On this Eumaeus took his seat again, and when he had finished his dinner he left the courts and the cloister with the men at table, and went back to his pigs. As for the suitors, they presently began to amuse themselves with singing and dancing, for it was now getting on towards evening.
THE FIGHT WITH IRUS—ULYSSES WARNS AMPHINOMUS—PENELOPE GETS PRESENTS FROM THE SUITORS—THE BRAZIERS—ULYSSES REBUKES EURYMACHUS.
Now there came a certain common tramp who used to go begging all over the city of Ithaca, and was notorious as an incorrigible glutton and drunkard. This man had no strength nor stay in him, but he was a great hulking fellow to look at; his real name, the one his mother gave him, was Arnaeus, but the young men of the place called him Irus, 148 because he used to run errands for any one who would send him. As soon as he came he began to insult Ulysses, and to try and drive him out of his own house.
"Be off, old man," he cried, "from the doorway, or you shall be dragged out neck and heels. Do you not see that they are all giving me the wink, and wanting me to turn you out by force, only I do not like to do so? Get up then, and go of yourself, or we shall come to blows."
Ulysses frowned on him and said, "My friend, I do you no manner of harm; people give you a great deal, but I am not jealous. There is room enough in this doorway for the pair of us, and you need not grudge me things that are not yours to give. You seem to be just such another tramp as myself, but perhaps the gods will give us better luck by and by. Do not, however, talk too much about fighting or you will incense me, and old though I am, I shall cover your mouth and chest with blood. I shall have more peace tomorrow if I do, for you will not come to the house of Ulysses any more."
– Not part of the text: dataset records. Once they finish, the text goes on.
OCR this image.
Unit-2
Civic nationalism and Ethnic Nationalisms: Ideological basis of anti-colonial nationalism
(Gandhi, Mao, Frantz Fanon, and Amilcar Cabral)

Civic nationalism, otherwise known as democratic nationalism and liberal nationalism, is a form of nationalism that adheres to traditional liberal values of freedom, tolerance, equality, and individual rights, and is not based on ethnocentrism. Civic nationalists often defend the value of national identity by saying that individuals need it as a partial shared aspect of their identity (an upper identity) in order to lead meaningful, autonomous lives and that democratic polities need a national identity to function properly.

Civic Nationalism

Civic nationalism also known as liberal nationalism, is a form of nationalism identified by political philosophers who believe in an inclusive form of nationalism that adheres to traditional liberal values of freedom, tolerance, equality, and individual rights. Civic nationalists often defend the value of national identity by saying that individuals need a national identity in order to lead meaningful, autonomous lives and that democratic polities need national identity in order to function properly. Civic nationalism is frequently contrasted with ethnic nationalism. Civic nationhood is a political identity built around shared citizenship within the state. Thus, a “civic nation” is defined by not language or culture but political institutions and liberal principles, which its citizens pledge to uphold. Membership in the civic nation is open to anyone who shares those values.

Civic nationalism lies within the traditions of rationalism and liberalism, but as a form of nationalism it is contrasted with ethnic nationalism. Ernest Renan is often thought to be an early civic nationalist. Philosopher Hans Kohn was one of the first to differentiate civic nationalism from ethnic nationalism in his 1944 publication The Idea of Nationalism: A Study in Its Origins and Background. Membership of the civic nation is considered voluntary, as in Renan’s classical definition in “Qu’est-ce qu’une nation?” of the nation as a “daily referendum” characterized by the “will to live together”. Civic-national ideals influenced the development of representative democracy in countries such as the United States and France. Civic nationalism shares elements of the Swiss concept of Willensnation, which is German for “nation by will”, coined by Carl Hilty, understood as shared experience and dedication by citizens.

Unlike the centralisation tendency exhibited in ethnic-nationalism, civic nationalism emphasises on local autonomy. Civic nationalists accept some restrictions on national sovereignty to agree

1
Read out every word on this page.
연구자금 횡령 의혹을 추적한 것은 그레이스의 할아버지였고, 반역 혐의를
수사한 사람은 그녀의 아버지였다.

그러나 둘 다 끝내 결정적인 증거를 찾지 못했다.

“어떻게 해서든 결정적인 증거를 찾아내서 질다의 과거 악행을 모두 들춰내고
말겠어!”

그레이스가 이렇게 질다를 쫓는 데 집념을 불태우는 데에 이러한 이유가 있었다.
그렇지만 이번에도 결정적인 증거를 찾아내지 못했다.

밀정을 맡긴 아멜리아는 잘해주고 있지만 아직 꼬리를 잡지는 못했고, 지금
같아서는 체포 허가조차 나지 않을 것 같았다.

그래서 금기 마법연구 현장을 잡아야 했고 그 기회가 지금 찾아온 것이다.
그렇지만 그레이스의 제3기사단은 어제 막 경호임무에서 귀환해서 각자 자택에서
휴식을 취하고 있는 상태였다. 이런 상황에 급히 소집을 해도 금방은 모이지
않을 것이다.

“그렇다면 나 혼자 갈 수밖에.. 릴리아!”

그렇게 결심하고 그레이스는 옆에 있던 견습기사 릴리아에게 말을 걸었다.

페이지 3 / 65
Irus was very angry and answered, "You filthy glutton, you run on trippingly like an old fish-fag. I have a good mind to lay both hands about you, and knock your teeth out of your head like so many boar's tusks. Get ready, therefore, and let these people here stand by and look on. You will never be able to fight one who is so much younger than yourself."
Thus roundly did they rate one another on the smooth pavement in front of the doorway, 149 and when Antinous saw what was going on he laughed heartily and said to the others, "This is the finest sport that you ever saw; heaven never yet sent anything like it into this house. The stranger and Irus have quarreled and are going to fight, let us set them on to do so at once."